It is with a heavy heart that we announce DanBot Hosting will be ceasing all operations by the end of April 2026.
This has not been an easy decision. We have been around since 2015, and we never imagined writing a post like this. What follows is a transparent account of the pressures that have made continuing operations untenable.
Infrastructure Costs and the Global Memory Shortage
The most immediate pressure is hardware cost.
Server DRAM pricing has increased approximately 172% over the course of 2025. According to TrendForce's February 2026 forecast, contract prices for server memory are projected to rise a further 90% quarter-over-quarter in Q1 2026 alone, the largest single-quarter increase on record. The root cause is well-documented: AI data centres are consuming an estimated 20% of global DRAM wafer capacity in 2026, with Samsung, SK Hynix, and Micron all redirecting cleanroom output toward higher-margin HBM for AI accelerators. Conventional server memory has been squeezed out. New fabrication capacity from Micron's Japan facility will not come online until late 2028 at the earliest.
For a hosting provider of our scale, the compounding effect of these price increases has been severe. We already charge insanely cheap rates, but this has placed our balance sheet even further into the red. We cannot absorb what is projected for the remainder of the year.
Regulatory Compliance Costs
Alongside infrastructure costs, the regulatory landscape has shifted significantly in ways that disproportionately affect small hosting providers.
UK Online Safety Act. Since the Online Safety Act's age assurance deadline of 25 July 2025, Ofcom has launched investigations into over 90 services and issued multiple fines, including £800,000 to Kick Online Entertainment in February 2026 and £520,000 to 4chan in March 2026. Compliance for platforms accessible to UK users requires implementing what Ofcom defines as "Highly Effective Age Assurance," with approved methods including Open Banking verification, photo ID matching, and facial age estimation. The cost of integrating and maintaining a compliant system is not trivial. Non-compliance carries fines of up to £18 million or 10% of global annual turnover.
California AB 1043. Signed into law in October 2025 and taking effect January 2027, AB 1043 requires every "operating system provider" to collect age bracket data at account setup and expose it via a real-time API to application developers. The definition of "operating system provider" is broad enough to capture Linux distributions like Ubuntu, Fedora, and Debian, and others are currently in active discussions about what compliance even looks like for a volunteer-maintained project with no account system. MidnightBSD has begun blocking California IP ranges entirely. For us, the compliance requirements intersect in ways that would require significant legal and engineering investment across our stack.
We recognise that neither of these laws was designed with small hosting providers in mind. That does not make the compliance burden any less real.
The Strait of Hormuz
Then there is the situation in the Middle East.

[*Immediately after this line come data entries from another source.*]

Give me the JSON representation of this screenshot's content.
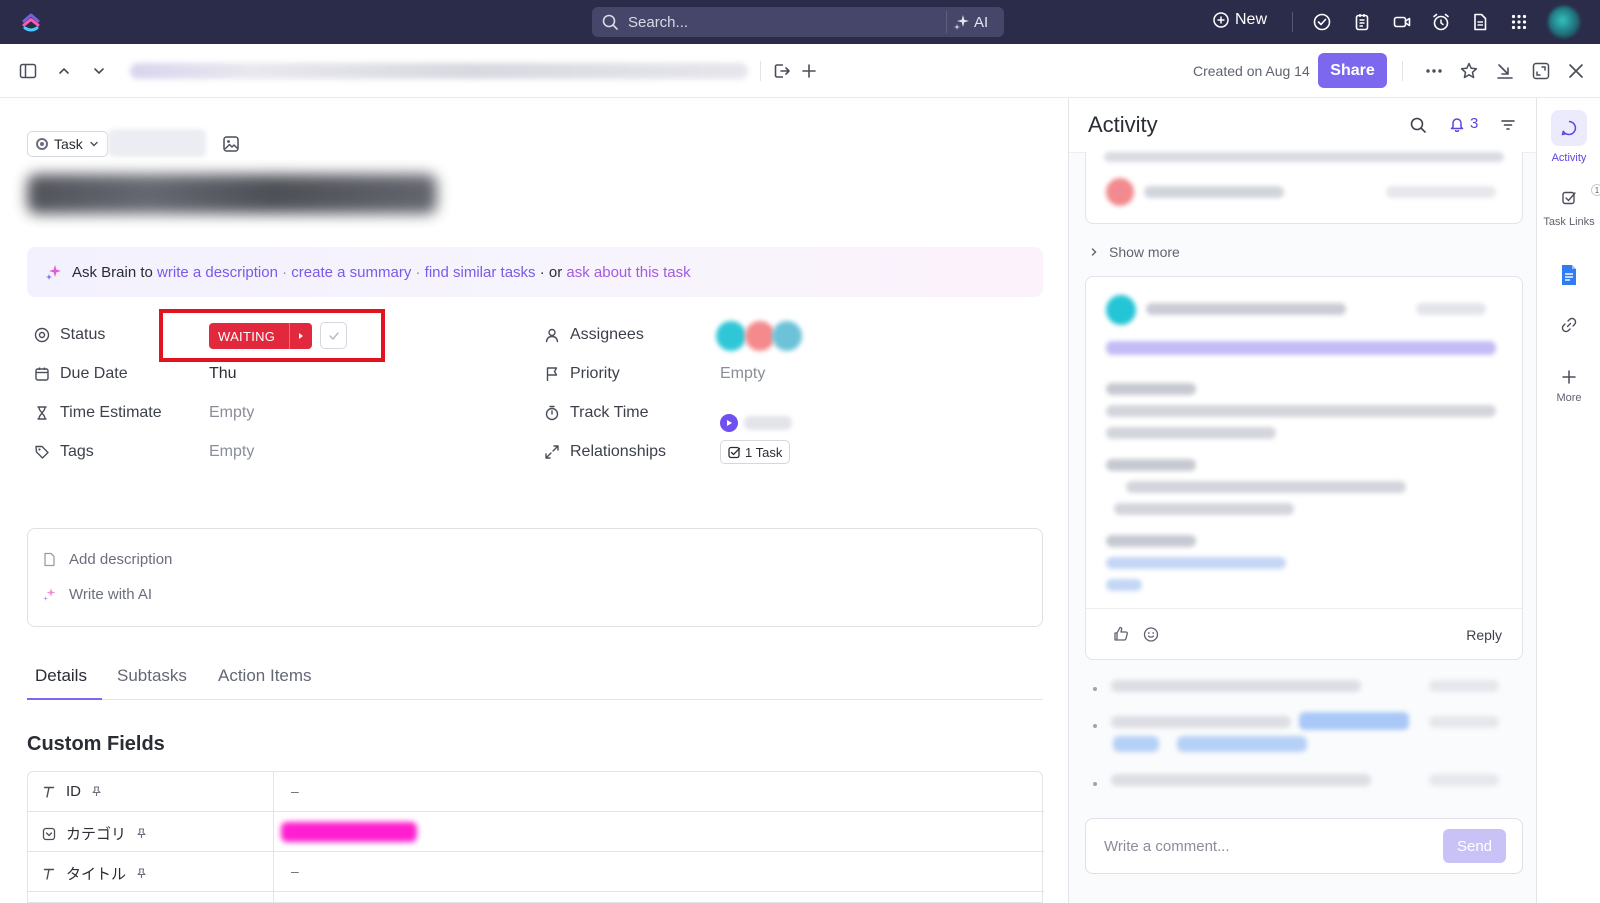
{
  "topbar": {
    "search_placeholder": "Search...",
    "ai_label": "AI",
    "new_label": "New"
  },
  "toolbar": {
    "created_text": "Created on Aug 14",
    "share_label": "Share"
  },
  "task": {
    "type_label": "Task",
    "ask_brain": {
      "prefix": "Ask Brain to ",
      "link_write": "write a description",
      "sep1": " · ",
      "link_summary": "create a summary",
      "sep2": " · ",
      "link_similar": "find similar tasks",
      "sep3": " · or ",
      "link_ask": "ask about this task"
    },
    "fields": {
      "status_label": "Status",
      "status_value": "WAITING",
      "due_label": "Due Date",
      "due_value": "Thu",
      "estimate_label": "Time Estimate",
      "estimate_value": "Empty",
      "tags_label": "Tags",
      "tags_value": "Empty",
      "assignees_label": "Assignees",
      "priority_label": "Priority",
      "priority_value": "Empty",
      "track_label": "Track Time",
      "relationships_label": "Relationships",
      "relationships_value": "1 Task"
    },
    "description": {
      "add_label": "Add description",
      "ai_label": "Write with AI"
    },
    "tabs": [
      "Details",
      "Subtasks",
      "Action Items"
    ],
    "custom_fields": {
      "title": "Custom Fields",
      "rows": [
        {
          "name": "ID",
          "value": "–"
        },
        {
          "name": "カテゴリ",
          "value": ""
        },
        {
          "name": "タイトル",
          "value": "–"
        }
      ]
    }
  },
  "activity": {
    "title": "Activity",
    "notification_count": "3",
    "show_more": "Show more",
    "reply_label": "Reply",
    "comment_placeholder": "Write a comment...",
    "send_label": "Send"
  },
  "rail": {
    "activity_label": "Activity",
    "task_links_label": "Task Links",
    "task_links_badge": "1",
    "more_label": "More"
  },
  "colors": {
    "brand": "#7b68ee",
    "status_waiting": "#e1283c",
    "highlight_box": "#e0131f",
    "nav_bg": "#2b2c4a"
  }
}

Several servers that were supposed to ship to us are now stuck in transit due to disruption in the region.
Shipping routes have become less predictable, and delivery windows that were measured in days are now measured in weeks.
That delay has affected our expansion plans, hardware replacement schedule, and our ability to improve reliability on timeline.
Additional Factors
We are disclosing these in the interest of full transparency.
Mike leaving DBH: With Mike leaving DBH, what's the purpose of life anymore? DBH was the addiction, the way to lose a grand overnight without any seconds thoughts. The UK version of Las Vegas, dare we say. Why would you leave this life, and instead try to be "fiscally responsible"? You know how many people missed out by being fiscally responsible? Take a look at the US Government, and all the fun they're having.
Theo Browne Incident: Man I don't even know what happened, dude dropped a 40 minute hate speech on hosting providers, servers, Oracle, Vercel, Anthrophic like the hater he is, and Obsidian. Like what'd we do? Oracle is deserved, looking at your Larry Elison. What did Obsidian do to you? AND WHY ARE YOU TAKING IT OUT ON OUR INDUSTRY. Californians are weird. Theo is even weirder. Happy birthday man, I hope both your pillows and Sleep Eight Matresss are warm tonight.
The March 14th incident. Our monitoring systems logged no anomalies. No thresholds were breached. No alerts fired. Nevertheless, on the afternoon of March 14th, our infrastructure experienced what the on-call engineer's incident report describes only as "a general sense of unease." Services remained technically online. We are still not sure what happened. The postmortem document exists but no one has been willing to present it. I'm like 99% sure Audi was behind it. Something about having a German on our team gives me the creeps.
What Happens Next
All services will remain online through April 30th, 2026. We recommend exporting your data and planning your migration accordingly. Further communication will follow via our Discord server and this blog.
We want to sincerely thank every user who has been part of DanBot Hosting over the years. It has meant more than we can adequately express here.
Happy April Fools.
We are not going anywhere. Everything above about RAM prices, the Online Safety Act, AB 1043, and the Strait of Hormuz is entirely real: those are genuinely difficult conditions in the industry right now. The birds, the sentient support ticket, the Oracle invoice, and the rest are not. DanBot Hosting is fine and has no plans to close. Thank you for reading this far.